When my husband and I first met, I was working part-time as a Professional Dominatrix, mostly online. Suffice it to say, he came into this relationship with full knowledge he was marrying a sexually open woman.
A little over a year ago, I decided to expand my horizons and begin writing about sex and sexuality, on top of my regular writing. We talked about it ahead of time, because that’s just what we do. I don’t need his permission, but I appreciate his input and keeping him in the loop of what my work entails.
One of the first questions he asked me was, “Will you be writing about the things we do in bed?”
Well darling, of course!
Because I’m so open and honest in my writing, and it is of a sexual nature, it’s one of the reasons I write under a pseudonym. Sure, these are my stories to tell, but they also involve other people who wouldn’t appreciate their information out in the world.
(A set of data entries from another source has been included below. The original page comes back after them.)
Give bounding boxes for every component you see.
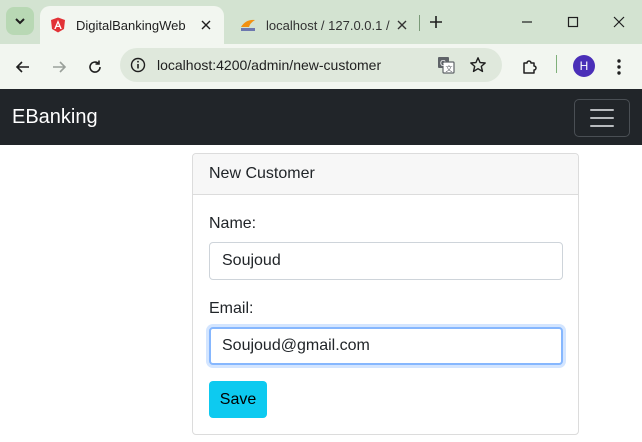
back-button[interactable] [10,54,36,80]
close-icon [613,16,625,28]
browser-toolbar: localhost:4200/admin/new-customer G文 H [0,44,642,89]
address-bar[interactable]: localhost:4200/admin/new-customer G文 [120,48,502,82]
hamburger-icon-line [590,117,614,119]
arrow-left-icon [15,61,29,73]
extensions-button[interactable] [517,54,543,80]
card-header: New Customer [193,154,578,195]
tab-title: DigitalBankingWeb [76,17,186,33]
translate-icon[interactable]: G文 [436,55,456,75]
reload-button[interactable] [82,54,108,80]
name-input[interactable] [209,242,563,280]
tab-phpmyadmin[interactable]: localhost / 127.0.0.1 / [230,6,420,44]
tab-search-button[interactable] [6,7,34,35]
navbar-toggler-button[interactable] [574,99,630,137]
hamburger-icon-line [590,125,614,127]
new-customer-card: New Customer Name: Email: Save [192,153,579,435]
maximize-icon [567,16,579,28]
email-input[interactable] [209,327,563,365]
plus-icon [430,16,442,28]
angular-logo-icon [51,17,65,33]
navbar-brand[interactable]: EBanking [12,106,98,129]
browser-tab-strip: DigitalBankingWeb localhost / 127.0.0.1 … [0,0,642,44]
close-icon[interactable] [196,15,216,35]
name-label: Name: [209,215,257,232]
phpmyadmin-logo-icon [241,19,255,31]
tab-digitalbankingweb[interactable]: DigitalBankingWeb [40,6,224,44]
tab-title: localhost / 127.0.0.1 / [266,17,390,33]
tab-divider [419,15,420,31]
site-info-icon[interactable] [128,55,148,75]
email-label: Email: [209,300,254,317]
new-tab-button[interactable] [426,12,446,32]
reload-icon [89,60,101,73]
bookmark-star-icon[interactable] [468,55,488,75]
profile-avatar[interactable]: H [573,55,595,77]
app-navbar: EBanking [0,89,642,145]
minimize-button[interactable] [516,11,538,33]
forward-button[interactable] [46,54,72,80]
arrow-right-icon [53,61,67,73]
close-icon[interactable] [392,15,412,35]
toolbar-divider [556,55,557,73]
svg-text:文: 文 [446,64,453,73]
save-button[interactable]: Save [209,381,267,418]
puzzle-icon [523,60,537,74]
hamburger-icon-line [590,109,614,111]
maximize-button[interactable] [562,11,584,33]
chevron-down-icon [15,18,25,25]
address-url: localhost:4200/admin/new-customer [157,57,382,73]
minimize-icon [522,21,532,23]
window-close-button[interactable] [608,11,630,33]
browser-menu-button[interactable] [606,54,632,80]
kebab-menu-icon [617,59,621,75]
I get asked often (mostly by men) if while I’m writing, do I dress sexy. I have to chuckle, because it’s rare I dress sexy for anything other than photo shoots. I can’t imagine sitting around in lingerie, toying with myself, for hours on end each day as I create content.
It would be nice, but it doesn’t happen like that.
So, what’s it really like to live with a sex writer who also happens to be a sex worker?
1. Everything is up for discussion, and potentially the subject of an article.
Writing about sex and sexuality has definitely improved my sex life. We had a fantastic one before, but in the process of researching educational articles, watching porn (for research of course) and opening myself to my sexuality more, I realized there were a lot of things I hadn’t tried that I want to.
It’s also helped my husband to open up to more sexual possibilities he likely wouldn’t have consider in the past.
2. You’re gonna talk about sex, A LOT.
Seriously, I’ve never discussed sex so much in my life. My husband has never been in a relationship with anyone who wanted to talk about sex, beyond saying yes I want to have sex. Until he met me.
Communicating your desires is the best way to learn if they’re something your partner is interested in too. How will you know if you don’t ask?
3. It will open your mind.
One of the first pieces I wrote was about my naughty bucket list. I shared it with my husband and he in turn wrote one of his own. It was a first for both of us, to share so openly with our partner some of our most secret desires.
Though I’ve been in open and poly relationships in the past, I was still leery about sharing certain aspects of my sexuality. No longer. If I think it, I share it. And so does he.
4. You’ll want to explore more and more
One of the best aspects of being married to a sex writer, according to my husband, is my willingness to explore new things. It’s all in the name of work, right? Not really, but it has given me plenty of fodder to write about.
I doubt my husband would be so willing to let me tie him up had we not talked so extensively about it and done so much research (porn) about it.
Although I don’t sit around looking sexy all day, my mind is definitely in lingerie and hot sex mode most of the time. Being a sex writer has changed the way I look at the world, the way my husband and I communicate, and has enhanced our sex lives immensely.
Sex writing isn’t for everyone, and that’s okay. But I can tell you, even reading, researching, and learning more about yourself and your sexuality can change your life.